川崎義道 15年前に前田が勤めていた川崎建設の当時の社長。
上永秀直 名古屋市役所の課長。
富沢豊 愛知県議。
ゆり 富沢の愛人。キャバ嬢。
山岡勝邦 15年前の愛知県知事。
内藤秀隆 15年前の愛知県選出。
高塚平治 15年前の参院議員。
前田通康は、年齢のわりに皺の少ない顔立ちをしていた。細身の体に仕立ての良いグレーのジャケットを羽織り、髪の毛にはきちんと整髪料を塗っている。だがその目は、夜の街に慣れた者特有の光と陰とを湛えていた。
彼が暮らすのは、歌舞伎町の奥まった場所にある高層マンションの一室。昼間でも薄暗い廊下を抜け、エレベーターを上がった先にあるその部屋には、白いレザーのソファと大型テレビ、そして無機質なガラステーブルが置かれていた。外から聞こえてくる喧騒は厚い窓ガラスに遮られ、ここではまるで別世界の音に思えるほど静かだった。

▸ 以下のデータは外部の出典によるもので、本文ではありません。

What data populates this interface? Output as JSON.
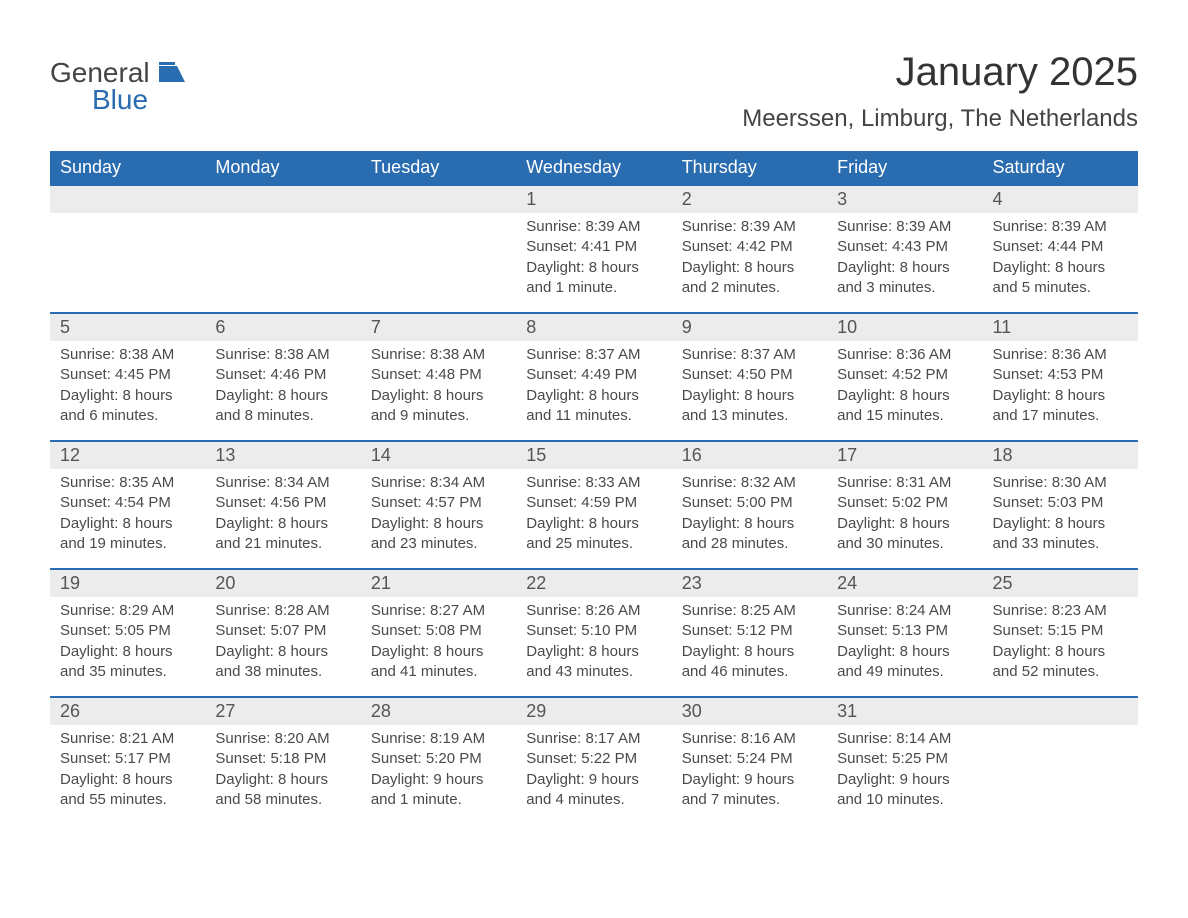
{
  "logo": {
    "word1": "General",
    "word2": "Blue"
  },
  "title": "January 2025",
  "location": "Meerssen, Limburg, The Netherlands",
  "colors": {
    "header_bg": "#2a6cb0",
    "header_text": "#ffffff",
    "daynum_bg": "#ececec",
    "row_topline": "#2a6cb0",
    "body_text": "#4a4a4a",
    "page_bg": "#ffffff"
  },
  "fonts": {
    "title_size_pt": 30,
    "location_size_pt": 18,
    "header_size_pt": 14,
    "cell_size_pt": 11
  },
  "weekdays": [
    "Sunday",
    "Monday",
    "Tuesday",
    "Wednesday",
    "Thursday",
    "Friday",
    "Saturday"
  ],
  "weeks": [
    [
      null,
      null,
      null,
      {
        "day": "1",
        "sunrise": "Sunrise: 8:39 AM",
        "sunset": "Sunset: 4:41 PM",
        "daylight": "Daylight: 8 hours and 1 minute."
      },
      {
        "day": "2",
        "sunrise": "Sunrise: 8:39 AM",
        "sunset": "Sunset: 4:42 PM",
        "daylight": "Daylight: 8 hours and 2 minutes."
      },
      {
        "day": "3",
        "sunrise": "Sunrise: 8:39 AM",
        "sunset": "Sunset: 4:43 PM",
        "daylight": "Daylight: 8 hours and 3 minutes."
      },
      {
        "day": "4",
        "sunrise": "Sunrise: 8:39 AM",
        "sunset": "Sunset: 4:44 PM",
        "daylight": "Daylight: 8 hours and 5 minutes."
      }
    ],
    [
      {
        "day": "5",
        "sunrise": "Sunrise: 8:38 AM",
        "sunset": "Sunset: 4:45 PM",
        "daylight": "Daylight: 8 hours and 6 minutes."
      },
      {
        "day": "6",
        "sunrise": "Sunrise: 8:38 AM",
        "sunset": "Sunset: 4:46 PM",
        "daylight": "Daylight: 8 hours and 8 minutes."
      },
      {
        "day": "7",
        "sunrise": "Sunrise: 8:38 AM",
        "sunset": "Sunset: 4:48 PM",
        "daylight": "Daylight: 8 hours and 9 minutes."
      },
      {
        "day": "8",
        "sunrise": "Sunrise: 8:37 AM",
        "sunset": "Sunset: 4:49 PM",
        "daylight": "Daylight: 8 hours and 11 minutes."
      },
      {
        "day": "9",
        "sunrise": "Sunrise: 8:37 AM",
        "sunset": "Sunset: 4:50 PM",
        "daylight": "Daylight: 8 hours and 13 minutes."
      },
      {
        "day": "10",
        "sunrise": "Sunrise: 8:36 AM",
        "sunset": "Sunset: 4:52 PM",
        "daylight": "Daylight: 8 hours and 15 minutes."
      },
      {
        "day": "11",
        "sunrise": "Sunrise: 8:36 AM",
        "sunset": "Sunset: 4:53 PM",
        "daylight": "Daylight: 8 hours and 17 minutes."
      }
    ],
    [
      {
        "day": "12",
        "sunrise": "Sunrise: 8:35 AM",
        "sunset": "Sunset: 4:54 PM",
        "daylight": "Daylight: 8 hours and 19 minutes."
      },
      {
        "day": "13",
        "sunrise": "Sunrise: 8:34 AM",
        "sunset": "Sunset: 4:56 PM",
        "daylight": "Daylight: 8 hours and 21 minutes."
      },
      {
        "day": "14",
        "sunrise": "Sunrise: 8:34 AM",
        "sunset": "Sunset: 4:57 PM",
        "daylight": "Daylight: 8 hours and 23 minutes."
      },
      {
        "day": "15",
        "sunrise": "Sunrise: 8:33 AM",
        "sunset": "Sunset: 4:59 PM",
        "daylight": "Daylight: 8 hours and 25 minutes."
      },
      {
        "day": "16",
        "sunrise": "Sunrise: 8:32 AM",
        "sunset": "Sunset: 5:00 PM",
        "daylight": "Daylight: 8 hours and 28 minutes."
      },
      {
        "day": "17",
        "sunrise": "Sunrise: 8:31 AM",
        "sunset": "Sunset: 5:02 PM",
        "daylight": "Daylight: 8 hours and 30 minutes."
      },
      {
        "day": "18",
        "sunrise": "Sunrise: 8:30 AM",
        "sunset": "Sunset: 5:03 PM",
        "daylight": "Daylight: 8 hours and 33 minutes."
      }
    ],
    [
      {
        "day": "19",
        "sunrise": "Sunrise: 8:29 AM",
        "sunset": "Sunset: 5:05 PM",
        "daylight": "Daylight: 8 hours and 35 minutes."
      },
      {
        "day": "20",
        "sunrise": "Sunrise: 8:28 AM",
        "sunset": "Sunset: 5:07 PM",
        "daylight": "Daylight: 8 hours and 38 minutes."
      },
      {
        "day": "21",
        "sunrise": "Sunrise: 8:27 AM",
        "sunset": "Sunset: 5:08 PM",
        "daylight": "Daylight: 8 hours and 41 minutes."
      },
      {
        "day": "22",
        "sunrise": "Sunrise: 8:26 AM",
        "sunset": "Sunset: 5:10 PM",
        "daylight": "Daylight: 8 hours and 43 minutes."
      },
      {
        "day": "23",
        "sunrise": "Sunrise: 8:25 AM",
        "sunset": "Sunset: 5:12 PM",
        "daylight": "Daylight: 8 hours and 46 minutes."
      },
      {
        "day": "24",
        "sunrise": "Sunrise: 8:24 AM",
        "sunset": "Sunset: 5:13 PM",
        "daylight": "Daylight: 8 hours and 49 minutes."
      },
      {
        "day": "25",
        "sunrise": "Sunrise: 8:23 AM",
        "sunset": "Sunset: 5:15 PM",
        "daylight": "Daylight: 8 hours and 52 minutes."
      }
    ],
    [
      {
        "day": "26",
        "sunrise": "Sunrise: 8:21 AM",
        "sunset": "Sunset: 5:17 PM",
        "daylight": "Daylight: 8 hours and 55 minutes."
      },
      {
        "day": "27",
        "sunrise": "Sunrise: 8:20 AM",
        "sunset": "Sunset: 5:18 PM",
        "daylight": "Daylight: 8 hours and 58 minutes."
      },
      {
        "day": "28",
        "sunrise": "Sunrise: 8:19 AM",
        "sunset": "Sunset: 5:20 PM",
        "daylight": "Daylight: 9 hours and 1 minute."
      },
      {
        "day": "29",
        "sunrise": "Sunrise: 8:17 AM",
        "sunset": "Sunset: 5:22 PM",
        "daylight": "Daylight: 9 hours and 4 minutes."
      },
      {
        "day": "30",
        "sunrise": "Sunrise: 8:16 AM",
        "sunset": "Sunset: 5:24 PM",
        "daylight": "Daylight: 9 hours and 7 minutes."
      },
      {
        "day": "31",
        "sunrise": "Sunrise: 8:14 AM",
        "sunset": "Sunset: 5:25 PM",
        "daylight": "Daylight: 9 hours and 10 minutes."
      },
      null
    ]
  ]
}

カレンダーの数字に目を留めた前田は、ソファにもたれながら、ふと小さく息をついた。
(あれからもう、15年になるのか)
カレンダーには「10月31日」と記されていた。その日付に彼の視線が吸い寄せられたのは、偶然ではなかった。それは、かつての自分の運命を大きく変えた、忘れがたい日だった。

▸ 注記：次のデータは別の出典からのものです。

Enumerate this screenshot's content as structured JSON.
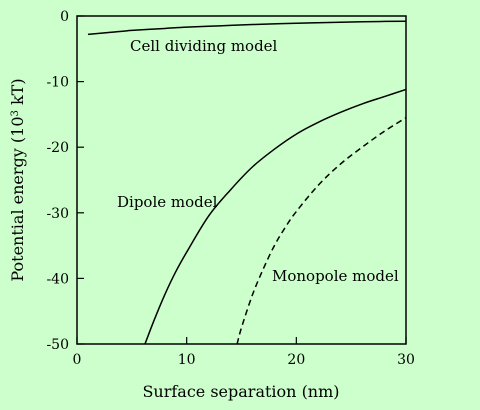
{
  "chart_data": {
    "type": "line",
    "xlabel": "Surface separation (nm)",
    "ylabel_main": "Potential energy (10",
    "ylabel_sup": "3",
    "ylabel_unit": " kT)",
    "xlim": [
      0,
      30
    ],
    "ylim": [
      -50,
      0
    ],
    "xticks": [
      0,
      10,
      20,
      30
    ],
    "yticks": [
      0,
      -10,
      -20,
      -30,
      -40,
      -50
    ],
    "grid": false,
    "series": [
      {
        "name": "Cell dividing model",
        "style": "solid",
        "x": [
          1,
          3,
          5,
          8,
          10,
          13,
          16,
          20,
          24,
          27,
          30
        ],
        "y": [
          -2.8,
          -2.5,
          -2.2,
          -1.9,
          -1.7,
          -1.5,
          -1.3,
          -1.1,
          -0.95,
          -0.85,
          -0.8
        ]
      },
      {
        "name": "Dipole model",
        "style": "solid",
        "x": [
          6.2,
          7,
          8,
          9,
          10,
          12,
          14,
          16,
          18,
          20,
          22,
          24,
          26,
          28,
          30
        ],
        "y": [
          -50,
          -46.5,
          -42.5,
          -39,
          -36,
          -30.5,
          -26.5,
          -23,
          -20.3,
          -18,
          -16.2,
          -14.7,
          -13.4,
          -12.3,
          -11.2
        ]
      },
      {
        "name": "Monopole model",
        "style": "dashed",
        "x": [
          14.6,
          15,
          16,
          17,
          18,
          19,
          20,
          22,
          24,
          26,
          28,
          30
        ],
        "y": [
          -50,
          -47.5,
          -42.5,
          -38.5,
          -35,
          -32.2,
          -29.8,
          -25.8,
          -22.6,
          -20,
          -17.6,
          -15.5
        ]
      }
    ]
  }
}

15年前の今日。彼は名古屋市中警察署の取調室にいた。冷たい蛍光灯の下で、鬼のような取調官からの激しい追及を受けながら、現実を受け入れきれずにいた。
――贈賄容疑。
当時の前田はまだ、夜の世界とは無縁だった。名古屋市内に本社を構える川崎建設という中堅の建設会社に勤め、営業部の一員として日々取引先を飛び回っていた。社内では「真面目で融通がきく男」と評され、上司からの信頼も厚かった。

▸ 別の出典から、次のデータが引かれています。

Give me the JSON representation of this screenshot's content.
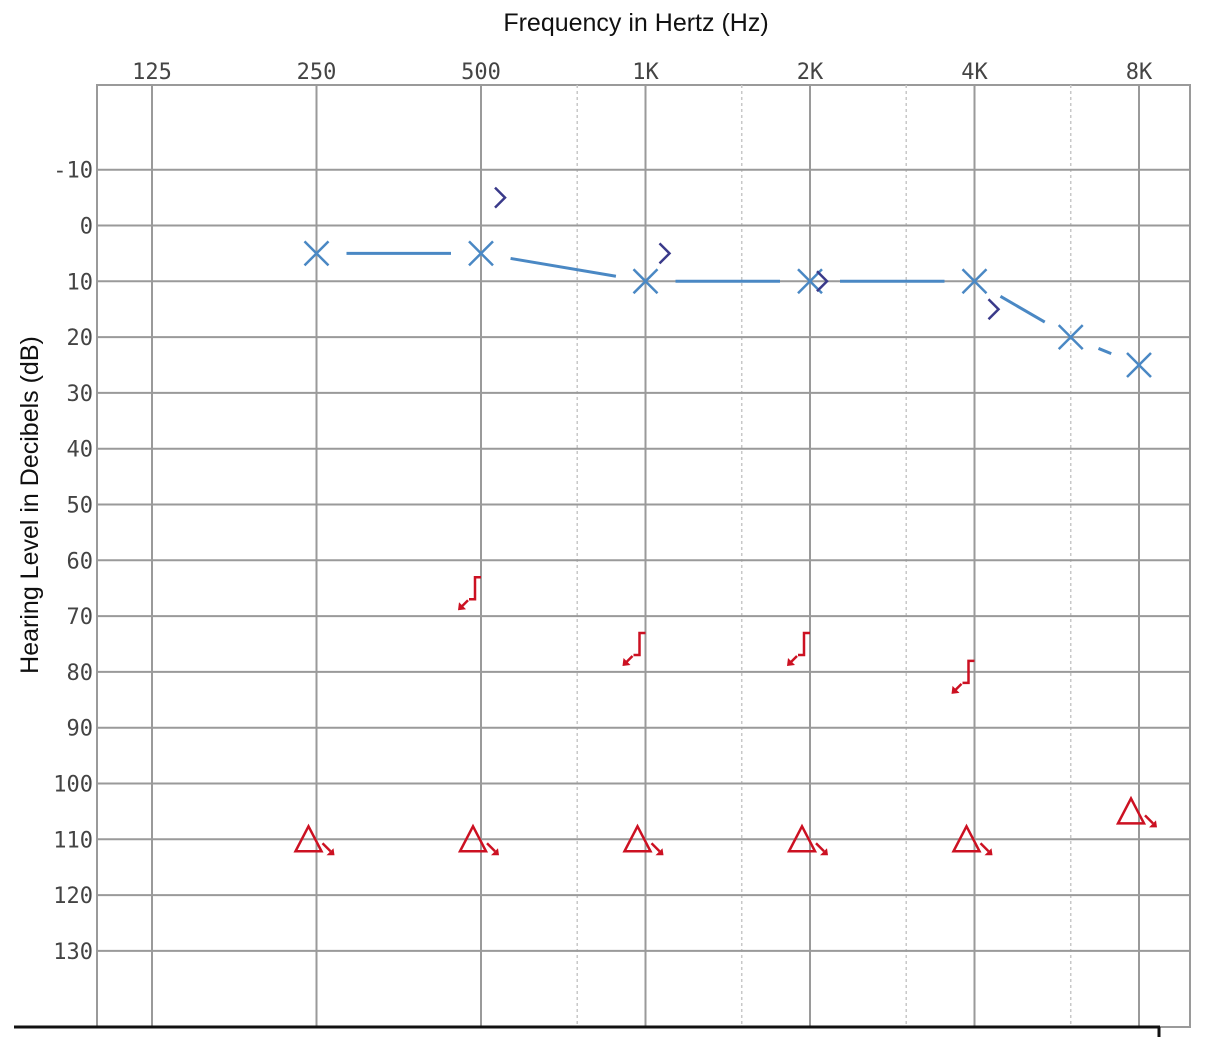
{
  "chart_data": {
    "type": "scatter",
    "title": "",
    "xlabel": "Frequency in Hertz (Hz)",
    "ylabel": "Hearing Level in Decibels (dB)",
    "x_scale": "log2",
    "x_ticks": [
      {
        "hz": 125,
        "label": "125"
      },
      {
        "hz": 250,
        "label": "250"
      },
      {
        "hz": 500,
        "label": "500"
      },
      {
        "hz": 1000,
        "label": "1K"
      },
      {
        "hz": 2000,
        "label": "2K"
      },
      {
        "hz": 4000,
        "label": "4K"
      },
      {
        "hz": 8000,
        "label": "8K"
      }
    ],
    "x_minor_ticks": [
      750,
      1500,
      3000,
      6000
    ],
    "y_ticks": [
      -10,
      0,
      10,
      20,
      30,
      40,
      50,
      60,
      70,
      80,
      90,
      100,
      110,
      120,
      130
    ],
    "ylim": [
      -25,
      145
    ],
    "y_inverted": true,
    "grid": true,
    "colors": {
      "blue": "#4a88c4",
      "navy": "#3a3a8a",
      "red": "#cc1122"
    },
    "series": [
      {
        "symbol": "X",
        "connected": true,
        "color": "#4a88c4",
        "points": [
          [
            250,
            5
          ],
          [
            500,
            5
          ],
          [
            1000,
            10
          ],
          [
            2000,
            10
          ],
          [
            4000,
            10
          ],
          [
            6000,
            20
          ],
          [
            8000,
            25
          ]
        ]
      },
      {
        "symbol": ">",
        "color": "#3a3a8a",
        "points": [
          [
            500,
            -5
          ],
          [
            1000,
            5
          ],
          [
            2000,
            10
          ],
          [
            4000,
            15
          ]
        ]
      },
      {
        "symbol": "[ no response",
        "color": "#cc1122",
        "points": [
          [
            500,
            65
          ],
          [
            1000,
            75
          ],
          [
            2000,
            75
          ],
          [
            4000,
            80
          ]
        ]
      },
      {
        "symbol": "triangle no response",
        "color": "#cc1122",
        "points": [
          [
            250,
            110
          ],
          [
            500,
            110
          ],
          [
            1000,
            110
          ],
          [
            2000,
            110
          ],
          [
            4000,
            110
          ],
          [
            8000,
            105
          ]
        ]
      }
    ]
  }
}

だが、ある日、社長室に呼ばれた。上司ではない、川崎義道社長本人からの直々の呼び出し。そこで命じられたのは、行政との円滑な交渉のための金の受け渡しだった。相手は名古屋市役所の課長――上永秀直。そしてもう一人が、県議会の有力者である富沢豊だった。
「これは仕事の一部だ。お前もわかってるだろ?」
社長はそう言った。拒む理由はなかった。いや、拒める空気ではなかった。渡された封筒をスーツの内ポケットに入れ、無表情を装いながら市庁舎へ向かった。
だが、ことはそれだけで終わらなかった。富沢には、ある問題が燻っていた。夜の街でゆりという源氏名で知られるキャバクラ嬢との関係だった。
ゆりは派手な顔立ちに、濃すぎるほどのアイラインとアイシャドウ。赤黒い口紅が常に唇に塗られていて、髪は光を弾くような金色に染められていた。耳元には大きすぎるフープピアス、手首にはシャネルのブレスレット、そして指にはカルティエのリング。足元はルブタン、バッグはエルメス。これでもかと高級ブランドをこれ見よがしにまとい、堂々と夜の街を歩くその姿は、悪目立ちしていた。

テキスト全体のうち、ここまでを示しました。